4. Boost your knowledge. Achieving a substantial pay increase sometimes means changing careers or earning an advanced degree in your current field. If you've hit the glass ceiling in your profession, going back to school for a degree with higher earning potential or getting additional training may be the answer. For instance Payscale.com shows a copywriter who majored in English averaging $41,065 could command an average salary of $79,718 in business after earning an MBA. Kailei Richardson says earning her MBA helped her double her salary after working as a consultant for a major firm. "If you look at pure salary, I made a 47 percent increase in salary. However, if you look at my first year salary factoring in signing bonus, I had an 86 percent increase, but including relocation it was a 106 percent increase," says Richardson who now works as a marketing manager in Dallas.

5. Consult a career coach. Many high achievers have that je ne c'est quoi. One way to increase your pay is to learn the secrets of their success. A career coach can assess career pitfalls and help propel professionals to executive ranks. Books such as Leadership on the Line by Ronald Heifetz or Moral Mazes by Robert Jackall also offer smart insights to the nuances of corporate success. Often people don't realize that while performance is important to success, personality and knowing how to navigate the system are probably equally important, if not more so.

6. Go solo.
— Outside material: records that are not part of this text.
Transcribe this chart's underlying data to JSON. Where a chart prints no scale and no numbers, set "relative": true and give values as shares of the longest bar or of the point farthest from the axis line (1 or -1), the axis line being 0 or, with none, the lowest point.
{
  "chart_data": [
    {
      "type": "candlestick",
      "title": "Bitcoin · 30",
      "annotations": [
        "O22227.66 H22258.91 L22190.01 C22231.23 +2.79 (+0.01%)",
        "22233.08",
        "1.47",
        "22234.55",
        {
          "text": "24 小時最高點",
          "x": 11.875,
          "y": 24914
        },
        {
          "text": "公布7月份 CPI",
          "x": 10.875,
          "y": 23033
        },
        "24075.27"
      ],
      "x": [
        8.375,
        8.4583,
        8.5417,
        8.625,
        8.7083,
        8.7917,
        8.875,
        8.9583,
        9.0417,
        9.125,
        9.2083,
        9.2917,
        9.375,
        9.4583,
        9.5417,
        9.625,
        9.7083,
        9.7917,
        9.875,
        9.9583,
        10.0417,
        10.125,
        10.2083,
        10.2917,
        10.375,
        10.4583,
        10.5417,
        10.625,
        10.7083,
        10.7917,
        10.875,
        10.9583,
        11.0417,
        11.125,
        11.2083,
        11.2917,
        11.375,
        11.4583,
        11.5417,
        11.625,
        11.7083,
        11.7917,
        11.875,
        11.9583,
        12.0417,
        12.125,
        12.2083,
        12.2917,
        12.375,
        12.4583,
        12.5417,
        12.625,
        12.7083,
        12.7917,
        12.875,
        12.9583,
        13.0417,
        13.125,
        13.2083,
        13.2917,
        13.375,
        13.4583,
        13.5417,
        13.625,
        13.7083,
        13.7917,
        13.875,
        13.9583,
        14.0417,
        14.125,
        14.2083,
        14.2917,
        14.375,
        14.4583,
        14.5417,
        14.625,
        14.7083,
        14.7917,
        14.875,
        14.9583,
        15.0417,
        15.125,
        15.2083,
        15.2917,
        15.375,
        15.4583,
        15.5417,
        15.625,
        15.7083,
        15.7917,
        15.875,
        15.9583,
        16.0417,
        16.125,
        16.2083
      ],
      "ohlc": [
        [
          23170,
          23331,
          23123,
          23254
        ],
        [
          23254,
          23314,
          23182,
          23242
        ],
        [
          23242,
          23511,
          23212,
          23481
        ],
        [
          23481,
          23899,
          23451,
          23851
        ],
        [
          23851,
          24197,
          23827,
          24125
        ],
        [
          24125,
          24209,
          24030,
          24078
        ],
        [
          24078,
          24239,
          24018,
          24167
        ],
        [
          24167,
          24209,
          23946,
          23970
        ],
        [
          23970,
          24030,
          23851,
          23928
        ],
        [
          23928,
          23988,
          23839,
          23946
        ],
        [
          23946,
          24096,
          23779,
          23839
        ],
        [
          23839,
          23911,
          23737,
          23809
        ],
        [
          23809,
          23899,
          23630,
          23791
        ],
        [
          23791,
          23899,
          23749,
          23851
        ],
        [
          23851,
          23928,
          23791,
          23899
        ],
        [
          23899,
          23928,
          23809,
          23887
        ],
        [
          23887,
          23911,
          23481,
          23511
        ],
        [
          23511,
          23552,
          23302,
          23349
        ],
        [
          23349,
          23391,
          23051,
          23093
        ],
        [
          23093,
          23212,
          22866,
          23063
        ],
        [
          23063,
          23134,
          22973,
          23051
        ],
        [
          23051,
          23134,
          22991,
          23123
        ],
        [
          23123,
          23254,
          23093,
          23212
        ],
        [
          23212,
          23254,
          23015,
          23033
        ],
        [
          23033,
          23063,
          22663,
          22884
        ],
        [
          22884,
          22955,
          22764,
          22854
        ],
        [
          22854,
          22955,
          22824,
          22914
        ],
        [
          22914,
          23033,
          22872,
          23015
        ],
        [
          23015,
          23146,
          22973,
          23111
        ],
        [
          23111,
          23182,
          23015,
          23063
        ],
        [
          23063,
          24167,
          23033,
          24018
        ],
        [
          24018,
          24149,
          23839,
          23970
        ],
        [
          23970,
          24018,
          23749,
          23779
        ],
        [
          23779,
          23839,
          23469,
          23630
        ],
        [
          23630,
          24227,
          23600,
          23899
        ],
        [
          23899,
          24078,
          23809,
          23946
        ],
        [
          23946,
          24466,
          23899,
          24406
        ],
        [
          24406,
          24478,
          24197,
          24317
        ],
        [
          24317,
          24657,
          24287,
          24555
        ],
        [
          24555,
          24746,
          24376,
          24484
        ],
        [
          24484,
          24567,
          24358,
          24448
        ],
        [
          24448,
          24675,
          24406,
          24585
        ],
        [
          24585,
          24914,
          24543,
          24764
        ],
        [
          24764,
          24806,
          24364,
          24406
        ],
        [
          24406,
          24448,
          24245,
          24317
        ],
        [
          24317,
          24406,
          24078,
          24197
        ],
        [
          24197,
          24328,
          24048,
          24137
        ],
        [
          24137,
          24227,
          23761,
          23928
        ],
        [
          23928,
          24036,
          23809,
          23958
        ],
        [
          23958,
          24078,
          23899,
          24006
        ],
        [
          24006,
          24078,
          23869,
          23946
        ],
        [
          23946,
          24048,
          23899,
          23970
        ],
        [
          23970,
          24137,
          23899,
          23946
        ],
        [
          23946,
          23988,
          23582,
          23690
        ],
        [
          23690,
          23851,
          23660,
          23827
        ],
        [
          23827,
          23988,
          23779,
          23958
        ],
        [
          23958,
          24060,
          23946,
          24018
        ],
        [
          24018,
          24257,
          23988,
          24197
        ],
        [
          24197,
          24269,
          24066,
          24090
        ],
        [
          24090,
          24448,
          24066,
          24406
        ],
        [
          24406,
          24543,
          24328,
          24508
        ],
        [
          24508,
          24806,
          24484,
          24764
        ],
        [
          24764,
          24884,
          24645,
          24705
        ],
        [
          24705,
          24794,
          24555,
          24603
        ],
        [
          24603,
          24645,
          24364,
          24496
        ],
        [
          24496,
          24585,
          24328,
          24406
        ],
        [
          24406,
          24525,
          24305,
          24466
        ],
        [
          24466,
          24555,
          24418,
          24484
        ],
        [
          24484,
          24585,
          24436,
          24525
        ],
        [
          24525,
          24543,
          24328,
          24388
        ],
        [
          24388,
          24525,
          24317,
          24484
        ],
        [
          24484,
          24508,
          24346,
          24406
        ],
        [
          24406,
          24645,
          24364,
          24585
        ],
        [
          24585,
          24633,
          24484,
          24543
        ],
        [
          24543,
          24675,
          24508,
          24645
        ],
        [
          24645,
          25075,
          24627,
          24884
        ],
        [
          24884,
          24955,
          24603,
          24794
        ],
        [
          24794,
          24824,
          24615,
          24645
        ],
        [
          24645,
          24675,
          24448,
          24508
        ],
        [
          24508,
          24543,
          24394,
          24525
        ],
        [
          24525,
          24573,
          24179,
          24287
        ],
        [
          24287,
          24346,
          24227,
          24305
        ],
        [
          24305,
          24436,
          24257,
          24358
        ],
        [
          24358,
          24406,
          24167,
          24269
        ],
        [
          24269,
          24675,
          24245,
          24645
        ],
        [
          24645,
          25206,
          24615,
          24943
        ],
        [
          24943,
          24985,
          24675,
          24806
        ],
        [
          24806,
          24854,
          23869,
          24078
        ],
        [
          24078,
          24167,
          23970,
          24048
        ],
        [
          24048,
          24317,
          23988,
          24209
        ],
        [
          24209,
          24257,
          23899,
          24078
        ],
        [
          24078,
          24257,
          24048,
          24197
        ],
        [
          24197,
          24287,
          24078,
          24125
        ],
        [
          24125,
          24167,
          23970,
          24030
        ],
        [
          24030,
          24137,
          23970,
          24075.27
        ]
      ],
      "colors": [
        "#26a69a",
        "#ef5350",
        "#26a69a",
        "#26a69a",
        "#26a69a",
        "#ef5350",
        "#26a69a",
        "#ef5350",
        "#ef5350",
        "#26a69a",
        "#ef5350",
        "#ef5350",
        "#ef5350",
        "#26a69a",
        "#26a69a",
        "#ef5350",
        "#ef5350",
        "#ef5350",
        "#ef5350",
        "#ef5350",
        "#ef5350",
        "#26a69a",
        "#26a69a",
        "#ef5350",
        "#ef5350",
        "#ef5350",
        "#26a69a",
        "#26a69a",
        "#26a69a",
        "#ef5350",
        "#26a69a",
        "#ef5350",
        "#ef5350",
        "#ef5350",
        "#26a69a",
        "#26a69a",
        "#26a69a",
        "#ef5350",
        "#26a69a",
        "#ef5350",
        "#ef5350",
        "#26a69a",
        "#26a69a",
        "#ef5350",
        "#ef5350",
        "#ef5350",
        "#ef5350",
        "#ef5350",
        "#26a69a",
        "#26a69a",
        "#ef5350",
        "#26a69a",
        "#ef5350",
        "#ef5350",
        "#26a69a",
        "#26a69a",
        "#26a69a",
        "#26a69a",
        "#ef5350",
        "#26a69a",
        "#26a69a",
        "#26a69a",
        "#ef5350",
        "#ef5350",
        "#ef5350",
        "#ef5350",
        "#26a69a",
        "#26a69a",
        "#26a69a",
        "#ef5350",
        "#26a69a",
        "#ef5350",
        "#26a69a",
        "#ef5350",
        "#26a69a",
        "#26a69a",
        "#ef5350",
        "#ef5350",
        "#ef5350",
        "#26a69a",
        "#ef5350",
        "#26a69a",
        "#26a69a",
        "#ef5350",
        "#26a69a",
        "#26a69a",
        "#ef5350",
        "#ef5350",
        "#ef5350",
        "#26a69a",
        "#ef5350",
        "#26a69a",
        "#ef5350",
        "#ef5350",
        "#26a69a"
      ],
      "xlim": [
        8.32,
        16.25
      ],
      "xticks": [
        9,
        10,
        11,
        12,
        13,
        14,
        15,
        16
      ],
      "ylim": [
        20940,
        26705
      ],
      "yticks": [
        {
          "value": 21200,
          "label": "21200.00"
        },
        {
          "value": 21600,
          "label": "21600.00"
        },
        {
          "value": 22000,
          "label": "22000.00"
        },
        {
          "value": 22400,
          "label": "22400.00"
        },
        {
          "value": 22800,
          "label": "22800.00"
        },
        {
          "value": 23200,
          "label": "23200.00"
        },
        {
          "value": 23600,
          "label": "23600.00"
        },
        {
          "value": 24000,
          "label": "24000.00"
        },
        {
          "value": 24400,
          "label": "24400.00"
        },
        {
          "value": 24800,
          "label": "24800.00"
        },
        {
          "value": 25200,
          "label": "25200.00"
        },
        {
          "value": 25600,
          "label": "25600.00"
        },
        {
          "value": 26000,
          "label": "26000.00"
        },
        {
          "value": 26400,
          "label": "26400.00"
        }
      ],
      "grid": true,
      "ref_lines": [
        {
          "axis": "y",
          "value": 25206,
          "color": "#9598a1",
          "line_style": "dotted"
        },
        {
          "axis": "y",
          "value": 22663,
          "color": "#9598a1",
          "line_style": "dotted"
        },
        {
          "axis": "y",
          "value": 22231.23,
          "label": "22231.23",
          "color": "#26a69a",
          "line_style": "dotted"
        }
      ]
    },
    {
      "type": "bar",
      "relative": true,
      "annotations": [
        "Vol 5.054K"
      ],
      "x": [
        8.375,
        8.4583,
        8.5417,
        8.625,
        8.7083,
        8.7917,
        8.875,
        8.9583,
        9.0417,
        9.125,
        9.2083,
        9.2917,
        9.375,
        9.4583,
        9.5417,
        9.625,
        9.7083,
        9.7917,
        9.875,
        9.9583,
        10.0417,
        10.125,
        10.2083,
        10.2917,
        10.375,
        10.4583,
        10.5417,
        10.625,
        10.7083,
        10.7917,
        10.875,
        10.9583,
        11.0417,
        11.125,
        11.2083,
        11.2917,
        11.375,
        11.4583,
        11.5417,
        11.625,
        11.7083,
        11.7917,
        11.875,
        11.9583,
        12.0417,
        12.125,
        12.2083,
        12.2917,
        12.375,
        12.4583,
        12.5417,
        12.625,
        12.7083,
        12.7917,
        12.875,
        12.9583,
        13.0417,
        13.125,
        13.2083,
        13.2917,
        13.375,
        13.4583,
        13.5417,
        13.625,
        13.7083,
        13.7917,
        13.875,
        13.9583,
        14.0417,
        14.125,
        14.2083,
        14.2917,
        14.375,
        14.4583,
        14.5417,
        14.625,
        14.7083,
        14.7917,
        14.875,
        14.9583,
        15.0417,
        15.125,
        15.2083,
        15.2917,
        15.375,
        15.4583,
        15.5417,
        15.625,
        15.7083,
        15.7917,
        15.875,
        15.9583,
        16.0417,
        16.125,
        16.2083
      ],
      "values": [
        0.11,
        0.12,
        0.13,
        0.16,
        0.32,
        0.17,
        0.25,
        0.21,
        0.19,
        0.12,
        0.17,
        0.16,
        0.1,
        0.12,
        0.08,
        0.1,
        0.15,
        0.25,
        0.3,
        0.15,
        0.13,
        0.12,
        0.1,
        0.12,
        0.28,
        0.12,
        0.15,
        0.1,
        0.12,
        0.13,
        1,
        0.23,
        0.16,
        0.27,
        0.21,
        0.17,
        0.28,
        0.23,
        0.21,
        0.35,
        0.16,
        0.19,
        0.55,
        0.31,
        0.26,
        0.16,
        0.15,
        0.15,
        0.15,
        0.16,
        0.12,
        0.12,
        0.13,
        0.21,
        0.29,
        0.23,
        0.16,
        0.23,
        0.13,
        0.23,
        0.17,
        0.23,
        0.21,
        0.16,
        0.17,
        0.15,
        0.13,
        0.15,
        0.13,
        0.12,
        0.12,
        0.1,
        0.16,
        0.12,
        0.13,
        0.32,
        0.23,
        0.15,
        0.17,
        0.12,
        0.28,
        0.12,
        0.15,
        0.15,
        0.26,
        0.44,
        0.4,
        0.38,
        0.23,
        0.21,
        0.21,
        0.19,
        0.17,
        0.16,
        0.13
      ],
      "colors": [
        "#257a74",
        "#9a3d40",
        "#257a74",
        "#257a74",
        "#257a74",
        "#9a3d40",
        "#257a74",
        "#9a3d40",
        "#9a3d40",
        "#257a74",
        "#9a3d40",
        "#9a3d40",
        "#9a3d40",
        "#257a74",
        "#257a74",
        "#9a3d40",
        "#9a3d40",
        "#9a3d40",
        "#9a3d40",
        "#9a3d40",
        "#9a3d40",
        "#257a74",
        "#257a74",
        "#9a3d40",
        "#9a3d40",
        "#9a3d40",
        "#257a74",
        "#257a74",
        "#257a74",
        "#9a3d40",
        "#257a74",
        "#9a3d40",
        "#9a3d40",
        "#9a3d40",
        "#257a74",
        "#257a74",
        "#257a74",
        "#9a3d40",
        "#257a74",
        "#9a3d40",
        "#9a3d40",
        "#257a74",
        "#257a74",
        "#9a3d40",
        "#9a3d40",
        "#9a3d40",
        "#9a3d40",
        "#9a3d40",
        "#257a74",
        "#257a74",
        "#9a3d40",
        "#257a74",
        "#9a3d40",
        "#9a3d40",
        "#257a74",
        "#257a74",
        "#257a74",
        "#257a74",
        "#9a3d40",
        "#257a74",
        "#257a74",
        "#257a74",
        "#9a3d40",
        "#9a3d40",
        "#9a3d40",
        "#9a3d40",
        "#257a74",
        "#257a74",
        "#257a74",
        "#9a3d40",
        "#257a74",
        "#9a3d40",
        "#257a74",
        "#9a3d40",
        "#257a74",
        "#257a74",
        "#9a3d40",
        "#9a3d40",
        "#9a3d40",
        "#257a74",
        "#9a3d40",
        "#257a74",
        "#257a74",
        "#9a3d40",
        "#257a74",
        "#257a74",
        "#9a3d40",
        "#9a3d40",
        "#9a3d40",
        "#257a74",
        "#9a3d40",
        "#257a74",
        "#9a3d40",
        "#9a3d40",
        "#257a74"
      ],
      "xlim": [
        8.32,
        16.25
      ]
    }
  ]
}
If you are experienced in your field and have good contacts, going the independent contractor route can be highly lucrative. Industries such as IT, law, business, and medicine are just a few that pay big to contractors. "Contracting afforded me the opportunity to see a return based on expertise and hours worked.  As a salaried employee [at my old company], my yearly assessment didn't factor in current market rates," says Wayne Nelson, a web applications developer in Atlanta, who switched companies and his status from full time to contractor this year. He says he doubled his salary in one move. He notes that being proficient in the most in-demand coding languages and the major database systems increase marketability in web development.

There is a downside: Independent contractors often foot their own bill for health insurance, must manage their own employment taxes, and have unpaid vacations. They also lose out on the perks of 401K matching. However, Nelson says he found retirement strategies and a health insurance plan that greatly offset the compensation loss from a full-time benefits package.